Usta yapımcının son üretimi, Show TV ekranlarında pazar gecesi ilk kez izleyici ile buluşan 'Keşke Hiç Büyümeseydik' oldu. Güven ve ekibi, artık rençberi oldukları 'nostalji tarlasını' yine iyi ekip biçmişler. Bu kez başrolde 'pişmanlıklar' var. Sanırım, Birol Güven'in hareket noktasını 'Hangimiz keşke ile başlayan bir cümle kurmadık ki!' sözü oluşturuyor. Gerçekten de zamanı başa sarmayı, bugünkü aklımız ve tecrübemizle geçmişteki hatalarımızı düzeltmeyi hangimiz düşünmedik ki? Ve hatta hangimizin aklından defalarca 'Keşke hiç büyümeseydik' cümlesi geçmedi ki? Zaten giderek nostaljiye daha çok sevdalanmamızın, geçmişi çok daha fazla özlememizin sebebi, bugünden duyduğumuz rahatsızlık ve pişmanlık değil mi?

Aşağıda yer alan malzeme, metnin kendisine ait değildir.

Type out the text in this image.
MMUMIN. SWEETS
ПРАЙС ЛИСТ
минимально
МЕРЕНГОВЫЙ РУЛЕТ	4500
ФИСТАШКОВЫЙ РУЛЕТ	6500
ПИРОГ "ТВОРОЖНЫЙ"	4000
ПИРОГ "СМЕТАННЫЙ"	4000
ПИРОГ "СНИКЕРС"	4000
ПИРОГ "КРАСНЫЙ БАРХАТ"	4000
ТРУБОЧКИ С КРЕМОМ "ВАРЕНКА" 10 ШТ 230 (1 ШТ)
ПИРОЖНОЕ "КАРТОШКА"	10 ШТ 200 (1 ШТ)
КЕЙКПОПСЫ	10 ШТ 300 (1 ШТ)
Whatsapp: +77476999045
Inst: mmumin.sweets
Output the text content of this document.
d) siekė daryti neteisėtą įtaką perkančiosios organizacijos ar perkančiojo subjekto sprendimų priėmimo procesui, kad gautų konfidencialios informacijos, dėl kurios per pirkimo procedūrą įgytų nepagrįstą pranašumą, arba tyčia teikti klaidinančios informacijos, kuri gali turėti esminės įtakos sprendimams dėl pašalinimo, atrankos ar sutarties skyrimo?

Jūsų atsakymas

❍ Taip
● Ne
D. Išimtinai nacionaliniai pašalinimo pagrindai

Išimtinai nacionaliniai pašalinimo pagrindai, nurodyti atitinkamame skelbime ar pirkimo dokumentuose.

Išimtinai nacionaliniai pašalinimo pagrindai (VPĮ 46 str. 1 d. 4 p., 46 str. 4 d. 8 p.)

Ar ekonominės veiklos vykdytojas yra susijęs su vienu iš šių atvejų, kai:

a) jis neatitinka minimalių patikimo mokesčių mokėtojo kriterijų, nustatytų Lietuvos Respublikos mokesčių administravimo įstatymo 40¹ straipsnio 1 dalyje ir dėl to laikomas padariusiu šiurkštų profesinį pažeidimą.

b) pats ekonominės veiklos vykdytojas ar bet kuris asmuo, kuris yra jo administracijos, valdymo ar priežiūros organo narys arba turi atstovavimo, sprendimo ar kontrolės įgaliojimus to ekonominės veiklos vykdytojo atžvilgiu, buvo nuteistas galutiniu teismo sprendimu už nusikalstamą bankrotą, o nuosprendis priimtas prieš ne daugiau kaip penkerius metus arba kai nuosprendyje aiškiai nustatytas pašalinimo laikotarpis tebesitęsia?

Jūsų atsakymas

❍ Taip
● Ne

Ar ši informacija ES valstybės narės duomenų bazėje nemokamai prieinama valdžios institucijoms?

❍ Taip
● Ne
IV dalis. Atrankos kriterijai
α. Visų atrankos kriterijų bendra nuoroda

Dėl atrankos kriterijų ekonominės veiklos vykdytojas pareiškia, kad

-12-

Dizi; fedakar bir babanın hak etmediği şekilde evlatları tarafından yok sayılmasını, kıymetinin ancak öldükten sonra anlaşılmasını, evlatlarının bu yoldaki pişmanlıklarını ve 'keşke'leri 'iyi ki'lere çevirme çabalarını anlatıyor. Omurgası flash back'lere (zamanda geriye dönüşler) dayalı dizilerin ilk bölümleri zordur. 'Keşke Hiç Büyümedik' de bu zorlukla savaştı. Ancak zaman zaman kurgu kopuklukları yaşamasına ve ritmini yitirmesine rağmen dalganın üzerinden aşmasını bildi. Bunda son derece zor bir rolü üstlenen usta oyuncu Ege Aydan'ın şapka çıkartılacak performansının da rolü büyüktü.
Dizi; 'aile olmanın' önemine vurgu yaparken, aynı zamanda en güçlü darbelerin en yakınınızda bulunan kişilerden geldiği konusunda işaret fişekleri de fırlatıyor. Öyle ya, uzaktan gelen bir darbe için kolunuzu kaldırıp kafanızı koruma şansınız var. Peki ya en yakınınızda duran ve bir anda yumruğu patlatmaya kalkana karşı ne yapacaksınız?
Bakkalın kumbaralı telefonundan sevgilinin ev telefonunu çaldırmayı özleyip 'Keşke hiç büyümeseydik' diyenleri Birol Güven bir kez daha zaman makinasının koltuğuna oturtuyor. Pazar gecelerine alternatif arayanlara tavsiyemdir.